As I pass the 10 steep marker, the broth is now vaporous in the mouth. It seems to barely register on the tongue, yet it lingers at the back of the mouth and pushes forth an exquisite sweetness. Swelling from beneath the tongue it intensifies, saturating the mouth, heightening salivation. The lid of the gaiwan is heavy with sugar. The hui gan is profound and lingering.

An hour on, it remains…

steeping listening: Christian Fennesz: AUN

Gua Feng Zhai in a new space with a dose of David Bowie

It has been a little over two weeks on from my move, and I continue adjusting to the new space. As expected during this period of acclimation my tea sessions had fallen a little flat, when they happened at all. Moving was certainly a whole lot easier when I was younger before I had accumulated an inordinate amount of records and books. It seems our possessions have a way of sneaking up on us in the night, don’t they?

Today, I found myself more at peace with my new surroundings, even coupled with it being surprisingly hot here in Northern Massachusetts. While I normally tend to thrive in the heat, it did manage to throw me off a bit today. It felt downright nuclear on my patio during my preparation of the first steeping. It was barely noon. With that said, today still ended up being a good tea day.

If you’ll remember from my last post, I made note that the Gua Feng Zhai was my favorite wrapper from Tea Urchin’s Spring 2012 offerings. How wonderful then to discover that it was even lovelier to behold upon its arrival in the post.

In its obvious attempt to challenge my re-wrapping skills, the cake comes double wrapped. (Alas, my dear sweet cake, these are the once trained hands of a baker and chocolatier, so your challenge shall be met and conquered.)

Upon removal of the first layer, a pungent aromatic blast of a hearty young sheng revealed itself, possessed with just the right amount of sweetness to make my heart flutter. I actually believe my eyes may have also fluttered for a second à la Bugs as Valkyrie Brunhilde.

The leaves pulled apart nicely with just a bit of work from a well placed pick.
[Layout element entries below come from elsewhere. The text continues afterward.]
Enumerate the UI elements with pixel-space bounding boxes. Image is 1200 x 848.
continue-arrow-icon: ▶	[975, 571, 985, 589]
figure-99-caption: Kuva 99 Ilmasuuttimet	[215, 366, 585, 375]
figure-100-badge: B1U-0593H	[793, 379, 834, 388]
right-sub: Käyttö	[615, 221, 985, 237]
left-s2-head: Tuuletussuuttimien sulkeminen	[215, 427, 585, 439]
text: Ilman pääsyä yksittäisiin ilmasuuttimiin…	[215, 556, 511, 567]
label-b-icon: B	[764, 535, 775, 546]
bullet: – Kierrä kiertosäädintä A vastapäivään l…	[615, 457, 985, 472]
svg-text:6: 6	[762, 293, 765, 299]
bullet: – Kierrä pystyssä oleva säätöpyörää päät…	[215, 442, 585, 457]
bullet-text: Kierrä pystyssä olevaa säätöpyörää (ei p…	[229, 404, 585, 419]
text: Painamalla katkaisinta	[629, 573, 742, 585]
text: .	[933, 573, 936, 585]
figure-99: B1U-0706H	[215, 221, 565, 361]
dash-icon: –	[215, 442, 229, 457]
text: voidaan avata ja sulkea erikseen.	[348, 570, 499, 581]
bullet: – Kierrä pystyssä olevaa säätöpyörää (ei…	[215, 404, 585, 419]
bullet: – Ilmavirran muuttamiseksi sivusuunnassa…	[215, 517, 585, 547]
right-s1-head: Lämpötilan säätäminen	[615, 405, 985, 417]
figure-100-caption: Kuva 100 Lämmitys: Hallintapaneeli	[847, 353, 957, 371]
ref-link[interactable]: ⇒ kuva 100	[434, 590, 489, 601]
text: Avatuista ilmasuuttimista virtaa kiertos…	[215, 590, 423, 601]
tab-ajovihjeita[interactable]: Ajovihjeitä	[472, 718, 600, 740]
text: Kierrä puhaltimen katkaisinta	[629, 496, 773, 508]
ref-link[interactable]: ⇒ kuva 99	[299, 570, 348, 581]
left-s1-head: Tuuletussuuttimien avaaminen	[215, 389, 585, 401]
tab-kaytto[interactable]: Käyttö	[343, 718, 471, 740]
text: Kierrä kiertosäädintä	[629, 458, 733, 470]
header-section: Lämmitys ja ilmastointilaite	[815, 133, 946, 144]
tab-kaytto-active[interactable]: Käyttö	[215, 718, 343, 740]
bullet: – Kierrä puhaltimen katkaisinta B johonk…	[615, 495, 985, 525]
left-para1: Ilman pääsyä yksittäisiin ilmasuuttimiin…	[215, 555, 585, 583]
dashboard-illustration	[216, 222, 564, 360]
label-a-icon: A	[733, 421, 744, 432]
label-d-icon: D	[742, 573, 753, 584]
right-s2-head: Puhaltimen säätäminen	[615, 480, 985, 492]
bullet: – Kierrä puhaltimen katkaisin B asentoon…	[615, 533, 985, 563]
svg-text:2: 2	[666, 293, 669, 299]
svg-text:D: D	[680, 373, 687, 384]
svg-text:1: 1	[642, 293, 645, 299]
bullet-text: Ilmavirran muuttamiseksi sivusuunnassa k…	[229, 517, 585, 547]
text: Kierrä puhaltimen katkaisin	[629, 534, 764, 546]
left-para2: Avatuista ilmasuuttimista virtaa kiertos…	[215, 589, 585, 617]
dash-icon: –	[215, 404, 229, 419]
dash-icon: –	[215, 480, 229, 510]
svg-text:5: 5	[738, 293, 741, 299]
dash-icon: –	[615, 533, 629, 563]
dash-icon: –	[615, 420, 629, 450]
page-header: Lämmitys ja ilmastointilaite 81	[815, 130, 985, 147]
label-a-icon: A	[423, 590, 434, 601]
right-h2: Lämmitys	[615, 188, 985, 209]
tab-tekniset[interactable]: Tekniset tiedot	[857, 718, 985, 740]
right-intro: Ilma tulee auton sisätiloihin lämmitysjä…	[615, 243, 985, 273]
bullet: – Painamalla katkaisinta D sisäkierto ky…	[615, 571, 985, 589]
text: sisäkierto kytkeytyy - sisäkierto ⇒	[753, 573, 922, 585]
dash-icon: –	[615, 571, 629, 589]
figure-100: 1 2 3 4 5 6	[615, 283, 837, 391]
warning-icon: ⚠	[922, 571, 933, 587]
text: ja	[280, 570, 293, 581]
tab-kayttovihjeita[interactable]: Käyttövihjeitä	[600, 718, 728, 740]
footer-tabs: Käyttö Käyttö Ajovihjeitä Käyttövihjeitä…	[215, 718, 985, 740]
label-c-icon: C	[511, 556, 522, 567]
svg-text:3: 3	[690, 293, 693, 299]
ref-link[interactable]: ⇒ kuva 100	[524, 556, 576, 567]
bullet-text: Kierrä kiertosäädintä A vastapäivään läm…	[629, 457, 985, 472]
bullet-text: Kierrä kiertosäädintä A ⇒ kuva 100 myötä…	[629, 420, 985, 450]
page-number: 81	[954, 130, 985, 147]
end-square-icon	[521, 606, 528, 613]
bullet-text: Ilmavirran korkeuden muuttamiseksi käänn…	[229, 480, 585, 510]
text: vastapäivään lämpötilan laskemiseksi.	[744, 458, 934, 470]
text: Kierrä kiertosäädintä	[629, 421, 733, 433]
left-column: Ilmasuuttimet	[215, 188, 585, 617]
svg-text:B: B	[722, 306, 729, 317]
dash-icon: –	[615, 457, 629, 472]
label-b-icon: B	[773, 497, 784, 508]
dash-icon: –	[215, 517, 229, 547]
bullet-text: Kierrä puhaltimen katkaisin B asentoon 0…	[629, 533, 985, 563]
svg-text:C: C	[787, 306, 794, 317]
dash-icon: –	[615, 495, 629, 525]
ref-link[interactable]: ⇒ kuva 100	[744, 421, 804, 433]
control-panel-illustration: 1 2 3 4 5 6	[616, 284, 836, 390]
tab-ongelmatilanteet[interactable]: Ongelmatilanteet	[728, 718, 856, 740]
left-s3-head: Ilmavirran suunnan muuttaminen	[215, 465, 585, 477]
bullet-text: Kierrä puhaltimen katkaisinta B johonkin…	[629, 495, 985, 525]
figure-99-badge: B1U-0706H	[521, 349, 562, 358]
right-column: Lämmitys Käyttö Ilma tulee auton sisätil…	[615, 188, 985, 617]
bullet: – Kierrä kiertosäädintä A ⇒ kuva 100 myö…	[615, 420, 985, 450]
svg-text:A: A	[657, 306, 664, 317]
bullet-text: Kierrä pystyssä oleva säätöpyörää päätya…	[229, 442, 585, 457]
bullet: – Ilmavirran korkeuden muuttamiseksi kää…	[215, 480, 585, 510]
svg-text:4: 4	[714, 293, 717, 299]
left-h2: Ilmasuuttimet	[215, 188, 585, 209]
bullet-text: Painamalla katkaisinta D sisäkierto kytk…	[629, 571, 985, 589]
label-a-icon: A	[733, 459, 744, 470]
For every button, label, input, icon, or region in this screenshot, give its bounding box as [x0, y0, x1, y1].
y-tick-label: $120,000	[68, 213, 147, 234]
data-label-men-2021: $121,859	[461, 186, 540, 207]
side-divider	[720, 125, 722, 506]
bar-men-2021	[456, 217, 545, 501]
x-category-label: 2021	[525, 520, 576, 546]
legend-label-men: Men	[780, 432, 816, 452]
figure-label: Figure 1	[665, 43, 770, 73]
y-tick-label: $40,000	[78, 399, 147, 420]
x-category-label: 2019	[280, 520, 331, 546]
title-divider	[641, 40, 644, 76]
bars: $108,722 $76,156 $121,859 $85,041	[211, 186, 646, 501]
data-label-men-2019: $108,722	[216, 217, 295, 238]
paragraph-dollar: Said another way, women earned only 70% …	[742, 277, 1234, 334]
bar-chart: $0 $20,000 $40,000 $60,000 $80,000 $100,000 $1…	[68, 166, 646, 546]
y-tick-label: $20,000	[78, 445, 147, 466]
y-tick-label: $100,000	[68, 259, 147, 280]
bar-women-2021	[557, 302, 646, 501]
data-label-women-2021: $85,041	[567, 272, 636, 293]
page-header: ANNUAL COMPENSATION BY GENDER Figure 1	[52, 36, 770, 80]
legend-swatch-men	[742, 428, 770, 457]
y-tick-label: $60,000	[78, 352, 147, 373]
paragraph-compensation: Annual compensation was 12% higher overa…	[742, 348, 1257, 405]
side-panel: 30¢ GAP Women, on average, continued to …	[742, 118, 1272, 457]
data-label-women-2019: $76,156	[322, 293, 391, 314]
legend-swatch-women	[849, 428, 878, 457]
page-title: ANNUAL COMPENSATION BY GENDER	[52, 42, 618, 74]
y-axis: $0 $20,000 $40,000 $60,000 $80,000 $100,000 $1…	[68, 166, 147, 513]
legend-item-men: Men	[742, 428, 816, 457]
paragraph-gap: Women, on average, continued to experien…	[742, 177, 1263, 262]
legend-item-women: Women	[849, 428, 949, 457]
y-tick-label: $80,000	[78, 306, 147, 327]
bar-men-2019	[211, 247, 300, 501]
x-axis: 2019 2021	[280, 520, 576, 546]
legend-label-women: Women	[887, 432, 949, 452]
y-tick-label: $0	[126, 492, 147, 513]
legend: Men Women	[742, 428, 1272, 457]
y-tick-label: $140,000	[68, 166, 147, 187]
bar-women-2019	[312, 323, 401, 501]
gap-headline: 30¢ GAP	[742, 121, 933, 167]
As the sip from the first prepared cup entered the mouth, it immediately sent a tingling sensation the length of the tongue to the top of the throat. It reminded of the effect of huā jiāo initially, minus the numbing. Upon consideration though, it seemed far more lively and effervescent, similar to a mouthful of Pop Rocks. And, oh, how this liveliness lasted throughout the session.

It eventually dipped into the throat, halfway down the length of the neck. And for a flash, it reached down a touch further. Even as the last few steeps rendered a pale broth tasting of delicate shades of floral sweetness, it persisted in the mouth, however faintly.

The broth quickly delivered an exceptional mouth feel which developed across the length of the prepared steeps. It evolved from full and penetrating, to coating and buttery. A thick sweetness pulsed out from beneath the tongue within the first few sips, and continued to swell. It was a pleasing compliment to the gentle ku which presented most strongly across the initial set of steeps, but lingered throughout the session.

Its rather expressive qi presented itself first within the head. It expanded from its center focal point into the brow and crown. At the height of its strength, it seemed to gently pulsate. Standing up quickly from a seated position left me feeling a little wobbly.

More interesting, however, was the latent ball of energy which sank into the middle of the chest around the seventh of eighth steeping. It sat poised just behind the sternum, where it seemed to slowly expand, threatening to make an outward expression of itself. A wee bit Alien-esque, I know. It does, however, properly explain the sensation. It was one of the more interesting sensations I have felt from a tea to date.

I took these leaves a good 12 or 13 steeps. It seemed to have a bit more to offer, however I felt thoroughly content with where it had taken me and decided to let the session end as my hands began to tremble slightly.

While I would agree with Eugene and Belle’s assertion that the Gao Shan Zhai is the pick of the litter out of the spring 2012 teas on offer –at least out of those that I have tried so far– this Gua Feng Zhai is certainly no slouch. I look forward to a few more sessions over the coming months, and then finding out where some time takes it leaves.